A bill introduced in Michigan last week would authorize marijuana to be taxed and regulated similar to alcohol, legalizing the plant, and effectively nullifying in practice the federal prohibition on the same.

House Bill 4877 (HB4877) was introduced on Sept. 17 by Rep. Jeff Irwin (D-Ann Arbor) along with six co-sponsors. If this bill is successful, Michigan would become the first state to legalize marijuana for recreational purposes through the legislature rather than the popular vote.

The bill would legalize and regulate the “cultivation, processing, testing, possession, and use of marihuana for nonmedical purposes… for use by individuals 21 years of age or older.” It also removes criminal penalties for the following activities:

(a) Possessing, using, displaying, purchasing, or transporting marihuana accessories or 1 ounce or less of marihuana.
(b) Possessing, growing, processing, or transporting 12 or fewer marihuana plants that exceed 12 inches in either height or diameter and possessing the marihuana derived from those plants on the premises where the plants are grown. This subdivision applies only if the plants are grown in an enclosed, locked space and not openly or publicly displayed.
(c) Transferring 1 ounce or less of marihuana to an individual who is 21 years of age or older.
(d) Consuming marihuana, if the consumption is not conducted openly and publicly or in a manner that endangers others.
(e) Possessing, growing, receiving, or transferring marihuana seed stock or any number of immature plants less than 12 inches in height and diameter that do not have buds or flowers.
(f) Assisting another individual who is 21 years of age or older in any of the acts described in subdivisions (a) to (e).

Limited prohibitions against marijuana would remain. Distribution of marijuana to individuals under the age of 21 would remain illegal. Driving under the influence of marijuana is explicitly banned as well. Local communities “may prohibit the operation of marihuana cultivation facilities, marihuana product manufacturing facilities, marihuana testing facilities, or retail marihuana stores by ordinance or an initiated or referred measure.”

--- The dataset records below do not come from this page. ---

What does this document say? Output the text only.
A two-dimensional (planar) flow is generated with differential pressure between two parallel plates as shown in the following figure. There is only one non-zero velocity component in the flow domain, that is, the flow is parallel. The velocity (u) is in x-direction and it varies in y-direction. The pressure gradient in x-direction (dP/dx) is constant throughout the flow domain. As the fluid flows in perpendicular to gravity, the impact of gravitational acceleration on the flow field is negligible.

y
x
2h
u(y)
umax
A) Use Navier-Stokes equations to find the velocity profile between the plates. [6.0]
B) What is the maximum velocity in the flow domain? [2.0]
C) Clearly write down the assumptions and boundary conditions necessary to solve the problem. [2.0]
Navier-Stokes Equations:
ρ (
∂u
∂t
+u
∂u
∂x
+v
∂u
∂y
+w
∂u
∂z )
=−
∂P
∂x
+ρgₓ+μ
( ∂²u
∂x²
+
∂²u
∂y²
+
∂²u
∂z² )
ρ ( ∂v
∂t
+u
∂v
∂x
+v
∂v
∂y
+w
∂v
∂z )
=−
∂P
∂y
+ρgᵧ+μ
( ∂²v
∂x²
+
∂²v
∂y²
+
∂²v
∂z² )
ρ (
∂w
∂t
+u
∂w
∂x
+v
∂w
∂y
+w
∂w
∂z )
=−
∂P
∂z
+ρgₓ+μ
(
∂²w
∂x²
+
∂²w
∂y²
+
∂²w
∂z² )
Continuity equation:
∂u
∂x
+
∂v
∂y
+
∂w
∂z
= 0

Excise taxes would start at 5 percent but would increase to 10 percent over five years. Tax monies from legal marijuana would go to fund schools, transportation and substance abuse treatment programs. Licensing fees are not to exceed $5,000 dollars with annual fees not to exceed $500.

The best thing about measures such as HB4877 is that they are completely Constitutional, and there is little if anything the feds can do to stop them in practice.


Congress and the president claim the constitutional authority to ban marijuana. The Supreme Court concurs. However, nearly two-dozen states have taken steps to put the well-being of their citizens above the so-called federal supremacy by legalizing marijuana to varying degrees anyway.

“The rapidly growing and wildly successful state-level movement to legalize marijuana, either completely, or for medical use, proves that states can successfully effectively reject unconstitutional federal acts. The feds can claim the authority to prohibit pot all they want, but it clearly has done nothing to deter states from moving forward with plans to allow it, pushed by the will of the people,” Tenth Amendment Center executive director Michael Boldin said.

HB4877 must first pass in the House Judiciary Committee before it can receive a vote in the full state House.